The problem is, I would like to be able to potentially change the functions which make up this composite function at runtime. I am aware that this will require recompiling the new composite function every time it changes and that’s fine.

This seems like a great use for generated functions, if I understand how they actually work, but I don’t really know how to go about doing this… I’ve tried various things that don’t seem to work.

Any help or suggestions would be greatly appreciated!

No it won’t. It will do dynamic dispatch, which is not the same thing as compilation.

Generated functions won’t help here — you have dynamic dispatch because your terms::Vector{T} is an abstractly typed container. It is equivalent to Vector{Function} because every function has a distinct type (unless your terms are all the same function!).

Do you have an array of FQCTDipole, all with different function terms? Or just one set of terms in a given calculation? If it’s only one type of function terms in a given calculation, you can make the function type(s) a part of the FQCTDipole type (e.g. as a tuple of functions).

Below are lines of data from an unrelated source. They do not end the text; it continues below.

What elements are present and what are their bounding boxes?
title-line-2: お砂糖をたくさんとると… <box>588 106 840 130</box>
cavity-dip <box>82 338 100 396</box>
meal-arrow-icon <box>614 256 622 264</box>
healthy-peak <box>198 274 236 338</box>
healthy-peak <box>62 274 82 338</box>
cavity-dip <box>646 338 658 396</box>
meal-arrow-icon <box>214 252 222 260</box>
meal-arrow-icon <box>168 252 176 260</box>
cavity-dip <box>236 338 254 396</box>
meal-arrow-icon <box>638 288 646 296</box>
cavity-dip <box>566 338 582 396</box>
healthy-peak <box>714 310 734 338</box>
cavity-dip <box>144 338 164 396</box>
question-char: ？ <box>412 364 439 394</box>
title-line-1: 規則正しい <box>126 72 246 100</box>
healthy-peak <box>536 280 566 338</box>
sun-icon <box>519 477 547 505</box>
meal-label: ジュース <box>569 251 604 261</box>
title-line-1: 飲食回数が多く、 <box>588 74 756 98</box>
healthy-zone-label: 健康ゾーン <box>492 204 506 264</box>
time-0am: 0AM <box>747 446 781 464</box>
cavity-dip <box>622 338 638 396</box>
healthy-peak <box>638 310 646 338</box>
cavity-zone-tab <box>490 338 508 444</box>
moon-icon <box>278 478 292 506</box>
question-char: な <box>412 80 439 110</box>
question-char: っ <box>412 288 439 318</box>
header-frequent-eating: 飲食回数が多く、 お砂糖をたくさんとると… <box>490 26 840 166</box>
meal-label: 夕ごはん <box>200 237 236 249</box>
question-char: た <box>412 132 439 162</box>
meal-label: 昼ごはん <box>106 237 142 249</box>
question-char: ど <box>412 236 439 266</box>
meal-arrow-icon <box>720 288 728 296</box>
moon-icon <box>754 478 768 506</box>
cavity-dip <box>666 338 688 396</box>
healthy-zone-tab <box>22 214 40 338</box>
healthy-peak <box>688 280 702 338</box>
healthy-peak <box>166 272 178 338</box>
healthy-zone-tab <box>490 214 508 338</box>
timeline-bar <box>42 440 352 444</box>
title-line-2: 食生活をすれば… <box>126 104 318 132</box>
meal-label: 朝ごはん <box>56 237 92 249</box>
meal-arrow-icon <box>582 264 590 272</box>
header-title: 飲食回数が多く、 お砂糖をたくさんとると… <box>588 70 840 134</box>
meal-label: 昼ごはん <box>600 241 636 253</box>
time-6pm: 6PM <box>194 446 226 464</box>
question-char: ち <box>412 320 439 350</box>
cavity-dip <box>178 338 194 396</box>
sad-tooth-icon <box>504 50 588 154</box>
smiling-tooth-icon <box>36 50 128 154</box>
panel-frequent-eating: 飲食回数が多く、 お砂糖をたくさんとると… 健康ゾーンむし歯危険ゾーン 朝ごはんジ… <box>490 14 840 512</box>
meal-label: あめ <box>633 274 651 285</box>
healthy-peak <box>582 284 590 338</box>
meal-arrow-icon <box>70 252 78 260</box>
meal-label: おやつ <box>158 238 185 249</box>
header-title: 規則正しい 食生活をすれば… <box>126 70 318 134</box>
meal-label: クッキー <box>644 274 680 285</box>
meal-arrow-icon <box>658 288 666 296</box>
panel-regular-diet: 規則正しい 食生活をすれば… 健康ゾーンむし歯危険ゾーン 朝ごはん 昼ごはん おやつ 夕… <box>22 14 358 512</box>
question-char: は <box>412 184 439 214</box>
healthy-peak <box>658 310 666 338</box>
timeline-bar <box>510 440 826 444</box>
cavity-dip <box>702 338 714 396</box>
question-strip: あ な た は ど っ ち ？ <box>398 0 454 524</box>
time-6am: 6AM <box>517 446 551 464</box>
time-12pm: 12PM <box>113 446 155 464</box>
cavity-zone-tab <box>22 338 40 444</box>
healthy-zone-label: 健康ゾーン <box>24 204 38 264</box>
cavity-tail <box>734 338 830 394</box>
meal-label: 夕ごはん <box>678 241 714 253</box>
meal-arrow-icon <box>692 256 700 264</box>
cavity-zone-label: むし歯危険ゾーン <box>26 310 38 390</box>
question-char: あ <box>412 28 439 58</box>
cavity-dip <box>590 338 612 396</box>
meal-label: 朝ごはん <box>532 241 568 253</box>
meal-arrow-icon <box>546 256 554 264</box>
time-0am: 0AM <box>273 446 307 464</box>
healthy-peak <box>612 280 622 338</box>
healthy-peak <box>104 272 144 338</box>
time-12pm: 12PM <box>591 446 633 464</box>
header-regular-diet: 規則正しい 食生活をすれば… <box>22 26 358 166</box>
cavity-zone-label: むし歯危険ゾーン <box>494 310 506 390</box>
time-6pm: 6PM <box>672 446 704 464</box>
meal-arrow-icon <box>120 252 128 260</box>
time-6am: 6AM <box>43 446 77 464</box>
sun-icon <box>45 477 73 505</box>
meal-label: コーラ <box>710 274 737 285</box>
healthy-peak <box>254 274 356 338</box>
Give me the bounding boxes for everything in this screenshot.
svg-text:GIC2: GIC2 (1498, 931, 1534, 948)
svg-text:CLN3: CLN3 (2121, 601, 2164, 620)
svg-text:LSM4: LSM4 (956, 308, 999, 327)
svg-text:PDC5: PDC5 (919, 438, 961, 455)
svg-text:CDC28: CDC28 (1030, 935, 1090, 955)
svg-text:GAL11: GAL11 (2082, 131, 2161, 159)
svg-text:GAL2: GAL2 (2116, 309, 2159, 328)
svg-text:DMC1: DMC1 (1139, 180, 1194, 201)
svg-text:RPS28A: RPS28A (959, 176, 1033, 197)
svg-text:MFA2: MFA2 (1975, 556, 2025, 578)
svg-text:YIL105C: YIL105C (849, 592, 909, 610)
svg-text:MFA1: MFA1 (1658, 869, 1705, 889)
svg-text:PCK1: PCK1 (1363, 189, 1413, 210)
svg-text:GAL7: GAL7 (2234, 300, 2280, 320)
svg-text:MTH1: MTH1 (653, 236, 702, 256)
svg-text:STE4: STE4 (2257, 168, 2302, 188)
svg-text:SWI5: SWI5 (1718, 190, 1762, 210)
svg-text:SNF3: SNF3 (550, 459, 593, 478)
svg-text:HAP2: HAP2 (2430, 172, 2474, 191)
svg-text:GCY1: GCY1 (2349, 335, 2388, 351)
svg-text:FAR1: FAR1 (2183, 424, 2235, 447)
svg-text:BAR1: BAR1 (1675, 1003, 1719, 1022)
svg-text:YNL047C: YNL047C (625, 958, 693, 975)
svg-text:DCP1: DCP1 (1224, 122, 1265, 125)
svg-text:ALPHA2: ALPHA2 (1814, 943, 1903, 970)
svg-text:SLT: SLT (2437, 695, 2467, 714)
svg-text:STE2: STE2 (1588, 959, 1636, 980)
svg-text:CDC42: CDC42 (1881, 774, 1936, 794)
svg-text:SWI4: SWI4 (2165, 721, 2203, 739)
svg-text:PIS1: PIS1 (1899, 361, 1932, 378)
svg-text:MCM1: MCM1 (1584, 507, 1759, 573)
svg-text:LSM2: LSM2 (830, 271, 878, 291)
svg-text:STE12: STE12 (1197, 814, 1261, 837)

Why use a vector of functions at all, as opposed to a single function that applies whatever terms you like (e.g. made of several terms composed with , or some more generic anonymous function)? (Do any of your calculations use the terms individually?)

One alternative is the FunctionWrappers package, which allows you to have typed functions that avoid dynamic dispatch.

So, I just learned that when I use the @time macro and one of the arguments is generated by a list comprehension, it will seemingly recompile the functions every time.

But, if I just pre-compute it and save it in a variable, then it will do what I intend. I’m basically trying to mimic a series of virtual function calls like one might do in C++. In any case, I guess the problem was how I was passing arguments to the function? I don’t understand that, but I guess I don’t have a problem after all.

This kind of OOP style is not what the language was designed for; generally you should try for a more idiomatic Julia style if you want good performance.